Watch his rage, and never ever let yourself get below 50% health. A warrior can execute you when you’re at 20% health, often ending the fight. You also want to keep enough life to counter his Mortal Strike if he uses it. Mortal strike does hella damage and reduces your heals to 50% efficiency. Your only real hope against it is waiting it out at distance. If you see this debuff, warstomp and back off. You may even want to use ghost wolf and earthbind during the warstomp stun. Never get low and try not to engage in melee until he’s around half health. I’ve never run into a warrior that gave me much difficulty.
Warlocks
Warlocks are severly underpowered right now. They have all the weaknesses of a cloth class while receiving none of the damage benefits of a mage or CC/escape benefits of a priest. As such you should never have too much difficulty defeating them. Always use a 2hander with windfury attached.
Warlocks generally come in three flavors, one for each respective talent tree.
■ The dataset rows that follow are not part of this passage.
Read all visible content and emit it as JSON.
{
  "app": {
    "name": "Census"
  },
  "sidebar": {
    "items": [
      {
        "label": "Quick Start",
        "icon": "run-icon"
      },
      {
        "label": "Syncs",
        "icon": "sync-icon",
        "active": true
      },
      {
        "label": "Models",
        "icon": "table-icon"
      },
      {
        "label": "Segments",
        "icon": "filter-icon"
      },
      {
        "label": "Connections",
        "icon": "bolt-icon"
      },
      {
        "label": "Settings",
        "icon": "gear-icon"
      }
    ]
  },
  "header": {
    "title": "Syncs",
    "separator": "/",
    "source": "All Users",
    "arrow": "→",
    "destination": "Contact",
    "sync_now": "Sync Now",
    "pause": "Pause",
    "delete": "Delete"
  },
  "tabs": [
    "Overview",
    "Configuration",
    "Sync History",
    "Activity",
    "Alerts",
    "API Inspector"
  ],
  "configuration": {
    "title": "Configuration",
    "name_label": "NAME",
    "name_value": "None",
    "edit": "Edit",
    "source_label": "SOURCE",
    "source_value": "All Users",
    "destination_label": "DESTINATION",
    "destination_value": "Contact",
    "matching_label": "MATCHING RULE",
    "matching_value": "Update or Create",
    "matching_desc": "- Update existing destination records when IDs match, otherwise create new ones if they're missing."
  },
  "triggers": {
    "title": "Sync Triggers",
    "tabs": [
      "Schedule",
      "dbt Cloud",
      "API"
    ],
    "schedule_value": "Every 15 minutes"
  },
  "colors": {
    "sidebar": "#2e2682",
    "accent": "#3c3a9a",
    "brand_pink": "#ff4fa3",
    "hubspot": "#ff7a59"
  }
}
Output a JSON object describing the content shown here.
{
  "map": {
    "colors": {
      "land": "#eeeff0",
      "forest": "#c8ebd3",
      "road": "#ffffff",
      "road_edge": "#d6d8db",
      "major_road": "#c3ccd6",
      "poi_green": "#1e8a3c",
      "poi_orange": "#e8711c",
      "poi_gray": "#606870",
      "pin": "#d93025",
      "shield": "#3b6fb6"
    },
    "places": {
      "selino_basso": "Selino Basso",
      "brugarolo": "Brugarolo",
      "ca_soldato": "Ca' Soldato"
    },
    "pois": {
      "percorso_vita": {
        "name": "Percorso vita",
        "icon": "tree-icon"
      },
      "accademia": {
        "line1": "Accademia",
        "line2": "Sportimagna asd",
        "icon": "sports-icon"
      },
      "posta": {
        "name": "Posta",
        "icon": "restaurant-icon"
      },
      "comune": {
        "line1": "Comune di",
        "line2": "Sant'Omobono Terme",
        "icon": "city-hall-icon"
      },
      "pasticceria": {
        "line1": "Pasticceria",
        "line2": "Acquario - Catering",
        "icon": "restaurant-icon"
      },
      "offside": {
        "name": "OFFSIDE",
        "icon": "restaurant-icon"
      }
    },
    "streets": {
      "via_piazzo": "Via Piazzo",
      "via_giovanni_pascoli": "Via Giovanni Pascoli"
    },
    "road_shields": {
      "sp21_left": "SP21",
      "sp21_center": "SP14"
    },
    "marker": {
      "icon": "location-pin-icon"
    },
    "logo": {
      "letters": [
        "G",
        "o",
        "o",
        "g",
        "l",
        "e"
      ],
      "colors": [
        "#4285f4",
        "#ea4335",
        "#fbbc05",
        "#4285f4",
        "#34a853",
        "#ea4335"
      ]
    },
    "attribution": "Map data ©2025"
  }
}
Affliction warlocks function by widdling you down with DoTs, Destruction warlocks act a lot like mages w/o frost nova or polymorph, and Demonology warlocks have a nice pet-damage link that can keep them standing slightly longer than their comrades.
You’ll get hit by three DoTs right from the start: Corruption (weak shadow DoT), Curse of Agony (A curse that does more damage as you get low on health), and Immolate (a semi-strong fire DoT). Next, they’ll probably try to cast fear on you. You can either drop a grounding totem to eat the fear (you don’t have to be close, their fear isn’t like a priests, it’s single target and takes time to cast), or drop a tremor totem to break it. Their hands will get all shadowy when casting their fear, which is your signal to earthshock.
Heal off the damage from the DoTs when they wear off. Drop totems to eat damage or fears. For the most part you can ignore their pet. If you notice that the lock is taking little damage form you attacks, purge him or kill his pet. Demonology warlocks have soul link, a spell that sends 50% of the damage they take to their pet. Every buff/shield they get is purge-able, and warstomp will hold them in place long enough for a windfury to go off, likely ending the fight.